Friday, March 27, 2015
Regression to the Mean and the Single Most Important Thing We Can Do to Fix Fraternity Communities
Regression to the mean doesn’t just happen in statistics. In happens in real life.
It is the single biggest challenge facing fraternity communities on college campuses today.
It’s a familiar story – a fraternity finally screws up badly enough for its national headquarters and/or the host university to close the chapter, with all of the usual weeping and gnashing of teeth. After a hiatus of a few years, the fraternity comes back to the campus and recolonizes that chapter.
Most of the time, the national headquarters does a great job recruiting the right guys for the right reasons into the newly recolonized group. They are the “maybe joiners” or “never joiners” we love to talk about – those guys not interested in the stereotypical fraternity experience, but who are interested in a value-added experience that helps enrich their college experience in a meaningful way. And so it goes for a few years – the chapter is high performing, recruiting other good guys interested in joining for the right reasons. Maybe they have the best grades on campus. They may even win a few national awards.
But you know how this story ends.
After a few years, after all of the founding members have graduated and the notion of offering an experience that is “different” becomes less salient in the minds of current members, the inevitable happens.
Regression to the mean.
The chapter members start looking around, comparing themselves to other groups on campus who have a more prominent position in the social hierarchy. As they look around, they begin to ask themselves “Hey – how can we be more like those groups? How can we increase our social capital? How can we stop being the dorky fraternity and be more like the cool groups?” And, over time, they become less of an outlier and begin looking more and more like the other fraternities on campus.
They become, for lack of a better term, average.
This is not the result of some phenomenon unique to the college fraternity. Rather, it is the result of a widely observed statistical law. We can’t change it. Regression to the mean is inevitable.
The only way to offset the effects of regression to the mean is to elevate the mean.
In other words, we have to redefine what it means to be an “average fraternity” on a campus. The average fraternity needs to be much higher performing that today’s average fraternity. If we are able to elevate the mean, then the results of regression to the mean will be less disastrous than they currently are on a majority of college campuses.
But how do we do that? How do we artificially and positively adjust the mean on a particular campus?
Here is my idea:
Every year, the executive directors of all of the fraternities and sororities should get together and hold a secret ballot vote. The question put to them should be “what is the campus that gives you the most headaches.” Each executive director gets one vote. An independent arbiter would tally the votes and announce the 10 campuses who received the highest number of votes. Whether or not other campuses can volunteer as tribute is a matter I am open to discussing.
Those 10 campuses would then get their worlds rocked.
If a campus makes the “Top 10” list, the campus administration would be notified and representatives from the national groups would make a trip to that campus to work on a plan of action on that campus.
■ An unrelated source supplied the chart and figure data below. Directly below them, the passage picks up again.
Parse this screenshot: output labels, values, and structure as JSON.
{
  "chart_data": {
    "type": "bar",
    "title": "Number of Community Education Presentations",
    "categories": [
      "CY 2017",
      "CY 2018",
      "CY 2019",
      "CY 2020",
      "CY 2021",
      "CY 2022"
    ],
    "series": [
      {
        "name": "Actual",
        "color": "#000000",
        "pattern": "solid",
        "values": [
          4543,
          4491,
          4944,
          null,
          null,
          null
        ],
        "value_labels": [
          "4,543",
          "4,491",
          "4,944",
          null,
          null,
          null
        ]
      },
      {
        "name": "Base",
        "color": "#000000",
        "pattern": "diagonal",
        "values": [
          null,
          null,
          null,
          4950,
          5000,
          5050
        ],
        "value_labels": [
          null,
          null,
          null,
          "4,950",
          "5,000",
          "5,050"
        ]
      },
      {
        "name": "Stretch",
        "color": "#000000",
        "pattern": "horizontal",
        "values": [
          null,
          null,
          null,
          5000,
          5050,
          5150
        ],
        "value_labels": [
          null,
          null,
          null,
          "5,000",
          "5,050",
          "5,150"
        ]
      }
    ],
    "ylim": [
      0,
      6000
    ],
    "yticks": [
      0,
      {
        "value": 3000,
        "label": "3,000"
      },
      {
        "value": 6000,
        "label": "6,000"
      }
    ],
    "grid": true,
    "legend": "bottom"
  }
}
Each group represented on that campus would volunteer to undertake an exhaustive membership review, getting rid of every single bad apple in the barrel. They would institute models of shared governance. They would mandate alcohol free housing. Guys only there for the party? Gone. Guys only interested in drinking and hazing pledges? Gone. Guys who underperform academically and don’t give a darn for community service? Gone. You get the idea.
In exchange for this cleanse, every campus selected should agree to increase its staffing and support of the fraternity/sorority advising office. Commit resources to hiring additional staff – seasoned staff with the ability to align the fraternity/sorority program with the goals and mission of the host institution. Commit to recruiting, training and providing support to additional chapter advisors. Invest in meaningful educational programming. Spend serious time and resources building an infrastructure capable of sustaining a thriving and successful Greek community.
Will this approach fix all of our problems? Of course not. 18-22 year old college students are always going to be 18-22 year old college students. They will continue to experiment with boundaries and make mistakes. And we can all be there to help them learn and grow from those mistakes.
But if this type of system were actually implemented, imagine the impact it could have. In a period of five years, 50 campus fraternity communities would be completely transformed. It would institute a “new normal” of what it means to be in a fraternity on those campuses. And as new groups come to campus and “regress to the mean,” the mean to which they are regressing will be shifted upward in a significant and meaningful way.
We can’t stop regression to the mean, but we can change the mean to which organizations regress. And doing so may be our best chance at fixing our broken fraternity system.